Jakarta, IDN Times - Richard Lee ditetapkan sebagai tersangka oleh Polda Metro Jaya dalam kasus perseteruan dengan Dokter Detektif (Doktif) Samira Farahnaz.
Kasubbid Penmas Bidhumas Polda Metro Jaya, Kombes Pol Reonald Simanjuntak, mengatakan, Richard Lee bakal diperiksa pada Rabu (7/1/2026).
"(Richard Lee) datang, siang, (informasi) dari lawyer-nya ke penyidik," kata dia kepada awak media, Rabu.
1. Penetapan tersangka dilakukan pada 15 Desember 2025

Penetapan tersangka terhadap Richard dilakukan pada 15 Desember 2025 atas laporan kasus dugaan pelanggaran di bidang kesehatan dan perlindungan konsumen. Laporan ini dilayangkan Doktif terhadap terlapor Richard Lee sesuai nomor LP/B/7317/XII/2024/SPKT Polda Metro Jaya, 2 Desember 2024.
Setelah ditetapkan sebagai tersangka, Polda Metro Jaya sebelumnya sudah menjadwalkan pemeriksaan pada 23 Desember 2025. Namun Richard berhalangan hadir.
2. Perseteruan terkait persoalan klaim dan tudingan obat atau treatment kecantikan

Kasus pencemaran nama baik diduga akibat perseteruan terkait persoalan klaim dan tudingan obat atau treatment kecantikan.
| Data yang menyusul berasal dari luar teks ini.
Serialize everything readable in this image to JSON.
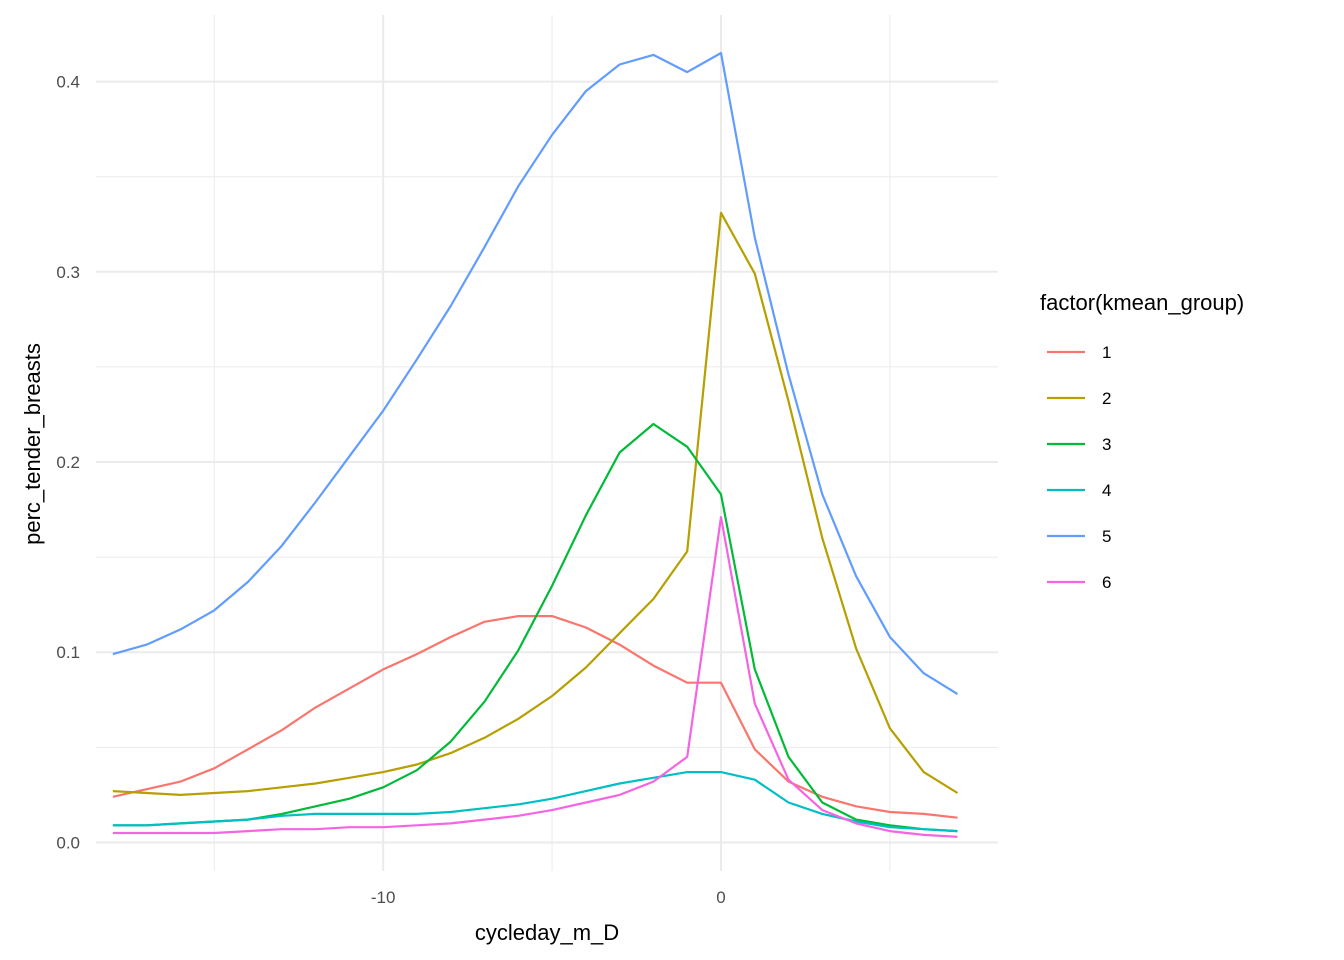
{
  "chart_data": {
    "type": "line",
    "title": "",
    "xlabel": "cycleday_m_D",
    "ylabel": "perc_tender_breasts",
    "xlim": [
      -18.5,
      8.2
    ],
    "ylim": [
      -0.015,
      0.435
    ],
    "x_ticks": [
      -10,
      0
    ],
    "x_tick_labels": [
      "-10",
      "0"
    ],
    "x_minor_ticks": [
      -15,
      -5,
      5
    ],
    "y_ticks": [
      0.0,
      0.1,
      0.2,
      0.3,
      0.4
    ],
    "y_tick_labels": [
      "0.0",
      "0.1",
      "0.2",
      "0.3",
      "0.4"
    ],
    "y_minor_ticks": [
      0.05,
      0.15,
      0.25,
      0.35
    ],
    "grid": true,
    "legend": {
      "title": "factor(kmean_group)",
      "position": "right"
    },
    "x": [
      -18,
      -17,
      -16,
      -15,
      -14,
      -13,
      -12,
      -11,
      -10,
      -9,
      -8,
      -7,
      -6,
      -5,
      -4,
      -3,
      -2,
      -1,
      0,
      1,
      2,
      3,
      4,
      5,
      6,
      7
    ],
    "series": [
      {
        "name": "1",
        "color": "#F8766D",
        "values": [
          0.024,
          0.028,
          0.032,
          0.039,
          0.049,
          0.059,
          0.071,
          0.081,
          0.091,
          0.099,
          0.108,
          0.116,
          0.119,
          0.119,
          0.113,
          0.104,
          0.093,
          0.084,
          0.084,
          0.049,
          0.032,
          0.024,
          0.019,
          0.016,
          0.015,
          0.013
        ]
      },
      {
        "name": "2",
        "color": "#B79F00",
        "values": [
          0.027,
          0.026,
          0.025,
          0.026,
          0.027,
          0.029,
          0.031,
          0.034,
          0.037,
          0.041,
          0.047,
          0.055,
          0.065,
          0.077,
          0.092,
          0.11,
          0.128,
          0.153,
          0.331,
          0.299,
          0.232,
          0.16,
          0.102,
          0.06,
          0.037,
          0.026
        ]
      },
      {
        "name": "3",
        "color": "#00BA38",
        "values": [
          0.009,
          0.009,
          0.01,
          0.011,
          0.012,
          0.015,
          0.019,
          0.023,
          0.029,
          0.038,
          0.053,
          0.074,
          0.101,
          0.135,
          0.172,
          0.205,
          0.22,
          0.208,
          0.183,
          0.091,
          0.045,
          0.021,
          0.012,
          0.009,
          0.007,
          0.006
        ]
      },
      {
        "name": "4",
        "color": "#00BFC4",
        "values": [
          0.009,
          0.009,
          0.01,
          0.011,
          0.012,
          0.014,
          0.015,
          0.015,
          0.015,
          0.015,
          0.016,
          0.018,
          0.02,
          0.023,
          0.027,
          0.031,
          0.034,
          0.037,
          0.037,
          0.033,
          0.021,
          0.015,
          0.011,
          0.008,
          0.007,
          0.006
        ]
      },
      {
        "name": "5",
        "color": "#619CFF",
        "values": [
          0.099,
          0.104,
          0.112,
          0.122,
          0.137,
          0.156,
          0.179,
          0.203,
          0.227,
          0.254,
          0.282,
          0.313,
          0.345,
          0.372,
          0.395,
          0.409,
          0.414,
          0.405,
          0.415,
          0.318,
          0.246,
          0.183,
          0.14,
          0.108,
          0.089,
          0.078
        ]
      },
      {
        "name": "6",
        "color": "#F564E3",
        "values": [
          0.005,
          0.005,
          0.005,
          0.005,
          0.006,
          0.007,
          0.007,
          0.008,
          0.008,
          0.009,
          0.01,
          0.012,
          0.014,
          0.017,
          0.021,
          0.025,
          0.032,
          0.045,
          0.171,
          0.073,
          0.033,
          0.017,
          0.01,
          0.006,
          0.004,
          0.003
        ]
      }
    ]
  }
}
Hal itu berbuntut panjang sehingga terjadi saling lapor antara keduanya.
Polres Metro Jakarta Selatan juga telah menetapkan Doktif sebagai tersangka atas laporan yang dilayangkan Dokter Richard Lee terkait pelanggaran UU ITE Pasal 27A tentang pencemaran nama baik.
“Naik status tersangka pada tanggal 12 Desember 2025,” kata Wakasat Reskrim Polres Metro Jakarta Selatan, Kompol Dwi Manggala Yuda, kepada jurnalis, Rabu (24/12/2025).
Dasar penetapan tersangka dilakukan setelah penyidik berhasil mengumpulkan alat bukti dan memeriksa total 22 saksi dalam kasus pencemaran nama baik lewat media sosial.
“Poin-poin pencemaran nama baiknya itu dari akun tiktoknya, Doktif itu memosting terkait ini tidak memiliki SIP pada kliniknya yang berada di Palembang,” ujar dia.
3. Doktif dan Richard Lee disebut lakukan mediasi

Dwi mengatakan, Doktif saat ini masih tidak ditahan dan dikenakan wajib lapor karena unsur jeratan pasal di bawah lima tahun.
“Terkait penahanan kami tidak lakukan karena pasal yang dipersangkakan adalah UU ITE, ancaman hukumannya dua tahun sehingga kami tidak melakukan penahanan,” kata dia.
Pihaknya juga akan berupaya melakukan mediasi dengan menghadirkan Doktif dan Richard Lee pada Selasa (6/1/2026).
“Untuk pemanggilan mediasi sudah kami lakukan, kami menunggu dari kedua pihak untuk hadir di Polres Metro Jakarta Selatan. Pemanggilan ini tunda sampai tanggal 6 Januari 2026. Kamu langsung panggil kedua belah pihak,” ujar dia.